Fire fighting as an institution came to the United States and Canada in the late 1700s, but fire fighters did not get paid until the 1850s. It wasn’t until the 1900s that safety and operation standards were developed.

In its early days, IAFF members worked 24-hour shifts on continuous duty and were paid very low wages. The first issues IAFF locals took include fair wages, benefits and improved hours.

As we celebrate and reflect on all that we have achieved, it helps to prepare us for the difficult challenges ahead.

As the economy continues to struggle to recover in the United States, fire fighter are still facing attacks on collective bargaining, retirement security and other rights and benefits.  The Staffing forAdequate Fire and Emergency Response (SAFER)  and the Assistance to Firefighters (FIRE Act) grant programs could suffer if Congress fails to avoid the automatic spending cuts set to take effect on March 1.

Our Canadian brothers and sisters are facing similar attacks. Toronto, the largest city in Canada, is calling for cutting 101 vacant frontline jobs and closing fire stations.
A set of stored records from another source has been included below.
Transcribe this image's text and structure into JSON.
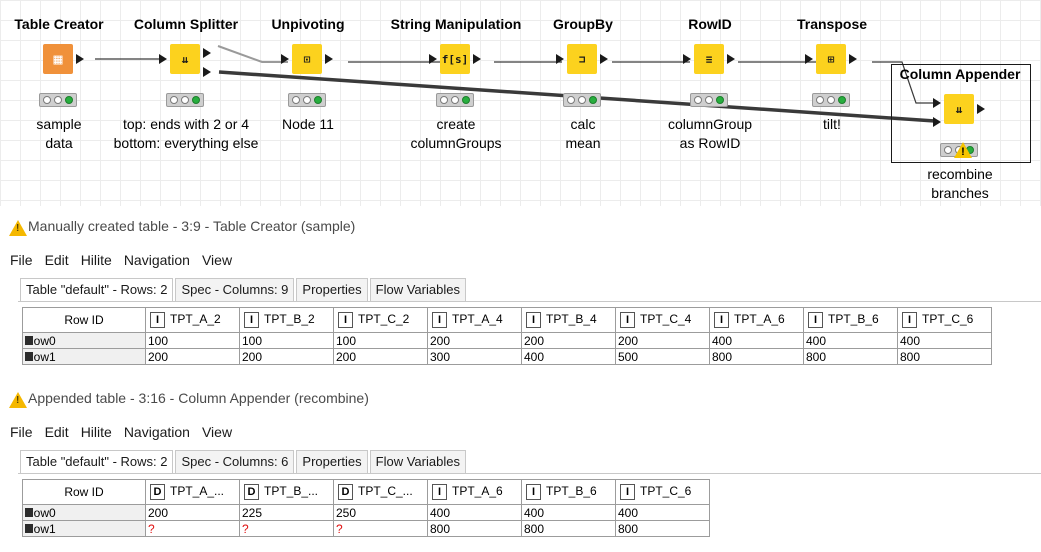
{
  "workflow": {
    "nodes": [
      {
        "title": "Table Creator",
        "icon": "table-creator-icon",
        "glyph": "▦",
        "label": "sample\ndata"
      },
      {
        "title": "Column Splitter",
        "icon": "column-splitter-icon",
        "glyph": "⇊",
        "label": "top: ends with 2 or 4\nbottom: everything else"
      },
      {
        "title": "Unpivoting",
        "icon": "unpivoting-icon",
        "glyph": "⊡",
        "label": "Node 11"
      },
      {
        "title": "String Manipulation",
        "icon": "string-manipulation-icon",
        "glyph": "f[s]",
        "label": "create\ncolumnGroups"
      },
      {
        "title": "GroupBy",
        "icon": "groupby-icon",
        "glyph": "⊐",
        "label": "calc\nmean"
      },
      {
        "title": "RowID",
        "icon": "rowid-icon",
        "glyph": "≡",
        "label": "columnGroup\nas RowID"
      },
      {
        "title": "Transpose",
        "icon": "transpose-icon",
        "glyph": "⊞",
        "label": "tilt!"
      },
      {
        "title": "Column Appender",
        "icon": "column-appender-icon",
        "glyph": "⇊",
        "label": "recombine\nbranches"
      }
    ]
  },
  "table1": {
    "title": "Manually created table - 3:9 - Table Creator (sample)",
    "menu": [
      "File",
      "Edit",
      "Hilite",
      "Navigation",
      "View"
    ],
    "tabs": [
      "Table \"default\" - Rows: 2",
      "Spec - Columns: 9",
      "Properties",
      "Flow Variables"
    ],
    "rowid_header": "Row ID",
    "columns": [
      {
        "type": "I",
        "name": "TPT_A_2"
      },
      {
        "type": "I",
        "name": "TPT_B_2"
      },
      {
        "type": "I",
        "name": "TPT_C_2"
      },
      {
        "type": "I",
        "name": "TPT_A_4"
      },
      {
        "type": "I",
        "name": "TPT_B_4"
      },
      {
        "type": "I",
        "name": "TPT_C_4"
      },
      {
        "type": "I",
        "name": "TPT_A_6"
      },
      {
        "type": "I",
        "name": "TPT_B_6"
      },
      {
        "type": "I",
        "name": "TPT_C_6"
      }
    ],
    "rows": [
      {
        "id": "Row0",
        "cells": [
          "100",
          "100",
          "100",
          "200",
          "200",
          "200",
          "400",
          "400",
          "400"
        ]
      },
      {
        "id": "Row1",
        "cells": [
          "200",
          "200",
          "200",
          "300",
          "400",
          "500",
          "800",
          "800",
          "800"
        ]
      }
    ]
  },
  "table2": {
    "title": "Appended table - 3:16 - Column Appender (recombine)",
    "menu": [
      "File",
      "Edit",
      "Hilite",
      "Navigation",
      "View"
    ],
    "tabs": [
      "Table \"default\" - Rows: 2",
      "Spec - Columns: 6",
      "Properties",
      "Flow Variables"
    ],
    "rowid_header": "Row ID",
    "columns": [
      {
        "type": "D",
        "name": "TPT_A_..."
      },
      {
        "type": "D",
        "name": "TPT_B_..."
      },
      {
        "type": "D",
        "name": "TPT_C_..."
      },
      {
        "type": "I",
        "name": "TPT_A_6"
      },
      {
        "type": "I",
        "name": "TPT_B_6"
      },
      {
        "type": "I",
        "name": "TPT_C_6"
      }
    ],
    "rows": [
      {
        "id": "Row0",
        "cells": [
          "200",
          "225",
          "250",
          "400",
          "400",
          "400"
        ]
      },
      {
        "id": "Row1",
        "cells": [
          "?",
          "?",
          "?",
          "800",
          "800",
          "800"
        ]
      }
    ]
  },
  "colors": {
    "node_source": "#f0913a",
    "node_manipulator": "#fcd21e",
    "status_ok": "#27ae3e",
    "missing_value": "#e01010",
    "warning": "#f5b800"
  }
}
Over the last several years, there have been numerous efforts by our political opponents who want to wipe labor unions off the map by trying to do away with collective bargaining, turn states to Right-to-Work (for less) and making it harder for our affiliates to collect dues, among other attacks on rights and earned benefits.

As fire departments across the country continue to wrestle to keep communities safe with fewer resources, the IAFF will also continue to work with its allies in Congress to maintain the proper funding levels for funding for fire service grant programs and make sure that other resources are invested in the nation’s emergency responders.

For 95 years, the IAFF has served as the primary advocate for providing fire fighters and paramedics with the tools they need to perform their jobs.
Soon, we’ll be launching a new Fighting Back web site full of information, tools and resources to help affiliates under attack.

And you can count on the IAFF to assist our members whenever needed. The IAFF Communications and Media Department provides assistance, including strategic communications consulting, writing op-eds and letters to the editor, producing print materials and creating advertisements and videos, and more.